Subamos aún más en la atmósfera, entre 10 y 35 kilómetros. En 2010 el agujero de ozono sobre la Antártida estaba disminuyendo. Pero Margarita Yela, del Instituto Nacional de Técnica Aeroespacial (INTA), y una de las principales expertas en física atmosférica, advierte que la magnitud del agujero de ozono ha dependido más de las variaciones en la temperatura y la dinámica atmosférica que de la cantidad de compuestos halogenados. La capa de ozono evita que más del 90% de la radiación solar ultravioleta alcance la superficie terrestre. En los años setenta se predijo, y en los ochenta se confirmó, que compuestos industriales con cloro y bromo sufren en la atmósfera reacciones químicas que destruyen el ozono. En 1987 se adoptó el Protocolo de Montreal para reducir estos compuestos, con resultados positivos, la capa de ozono en la Antártida podría recuperarse hacia 2080.
La investigación del clima se beneficiará esta próxima década de los grandes avances en la capacidad de estudiar la atmósfera con satélites.
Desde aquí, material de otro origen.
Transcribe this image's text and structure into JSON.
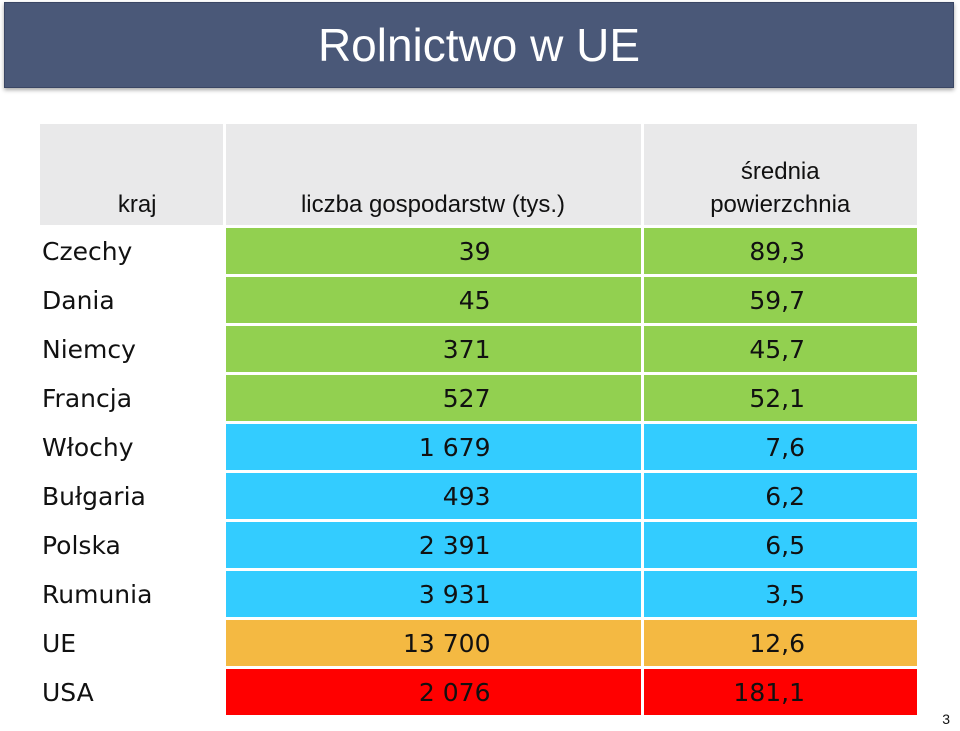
{
  "title": "Rolnictwo w UE",
  "table": {
    "headers": {
      "country": "kraj",
      "farms": "liczba gospodarstw (tys.)",
      "area_line1": "średnia",
      "area_line2": "powierzchnia"
    },
    "rows": [
      {
        "country": "Czechy",
        "farms": "39",
        "area": "89,3",
        "color": "#92d050"
      },
      {
        "country": "Dania",
        "farms": "45",
        "area": "59,7",
        "color": "#92d050"
      },
      {
        "country": "Niemcy",
        "farms": "371",
        "area": "45,7",
        "color": "#92d050"
      },
      {
        "country": "Francja",
        "farms": "527",
        "area": "52,1",
        "color": "#92d050"
      },
      {
        "country": "Włochy",
        "farms": "1 679",
        "area": "7,6",
        "color": "#33ccff"
      },
      {
        "country": "Bułgaria",
        "farms": "493",
        "area": "6,2",
        "color": "#33ccff"
      },
      {
        "country": "Polska",
        "farms": "2 391",
        "area": "6,5",
        "color": "#33ccff"
      },
      {
        "country": "Rumunia",
        "farms": "3 931",
        "area": "3,5",
        "color": "#33ccff"
      },
      {
        "country": "UE",
        "farms": "13 700",
        "area": "12,6",
        "color": "#f4b942"
      },
      {
        "country": "USA",
        "farms": "2 076",
        "area": "181,1",
        "color": "#ff0000"
      }
    ]
  },
  "page_number": "3"
}
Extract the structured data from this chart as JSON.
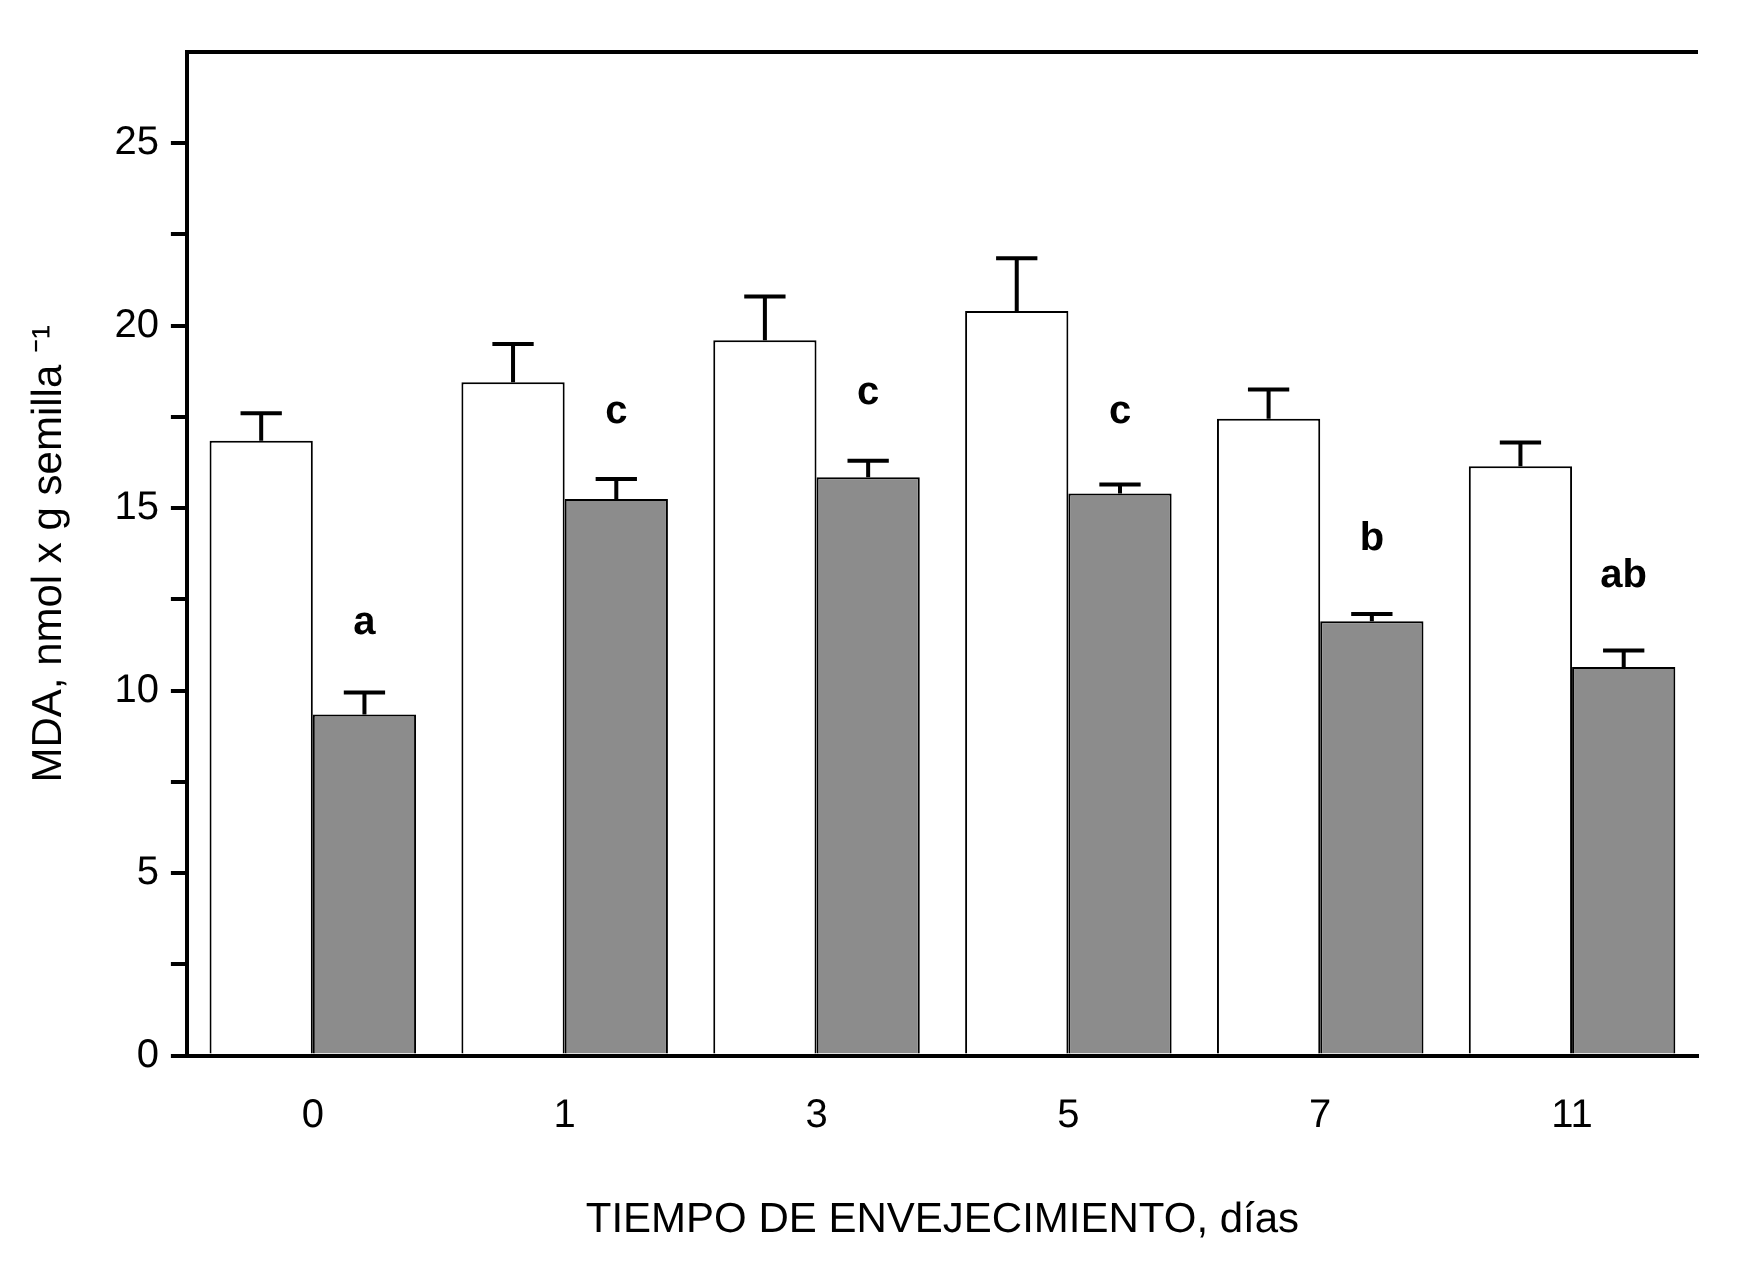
{
  "chart_data": {
    "type": "bar",
    "xlabel": "TIEMPO DE ENVEJECIMIENTO, días",
    "ylabel": "MDA, nmol x g semilla ⁻¹",
    "categories": [
      "0",
      "1",
      "3",
      "5",
      "7",
      "11"
    ],
    "series": [
      {
        "color": "#ffffff",
        "values": [
          16.85,
          18.45,
          19.6,
          20.4,
          17.45,
          16.15
        ],
        "errors": [
          [
            16.85,
            17.6
          ],
          [
            18.45,
            19.5
          ],
          [
            19.6,
            20.8
          ],
          [
            20.4,
            21.85
          ],
          [
            17.45,
            18.25
          ],
          [
            16.15,
            16.8
          ]
        ]
      },
      {
        "color": "#8c8c8c",
        "values": [
          9.35,
          15.25,
          15.85,
          15.4,
          11.9,
          10.65
        ],
        "errors": [
          [
            9.35,
            9.95
          ],
          [
            15.25,
            15.8
          ],
          [
            15.85,
            16.3
          ],
          [
            15.4,
            15.65
          ],
          [
            11.9,
            12.1
          ],
          [
            10.65,
            11.1
          ]
        ]
      }
    ],
    "ylim": [
      0,
      27.5
    ],
    "yticks": [
      0,
      {
        "value": 2.5,
        "label": null
      },
      5,
      {
        "value": 7.5,
        "label": null
      },
      10,
      {
        "value": 12.5,
        "label": null
      },
      15,
      {
        "value": 17.5,
        "label": null
      },
      20,
      {
        "value": 22.5,
        "label": null
      },
      25
    ],
    "annotations": [
      {
        "text": "a",
        "x": "0",
        "y": 11.3
      },
      {
        "text": "c",
        "x": "1",
        "y": 17.1
      },
      {
        "text": "c",
        "x": "3",
        "y": 17.6
      },
      {
        "text": "c",
        "x": "5",
        "y": 17.1
      },
      {
        "text": "b",
        "x": "7",
        "y": 13.6
      },
      {
        "text": "ab",
        "x": "11",
        "y": 12.6
      }
    ]
  }
}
En concreto, uno de los retos es identificar desde el espacio las fuentes emisoras de gases de efecto invernadero, porque solo así se podrá poner en marcha un mercado internacional de emisiones de CO2 eficaz. Ese era el objetivo del satélite OCO (Observatorio Orbital de Carbono), de la NASA, cuyo lanzamiento falló en 2009. La Agencia Espacial Europea (ESA) prepara ya una alternativa, el Carbonsat, que se lanzará en 2018.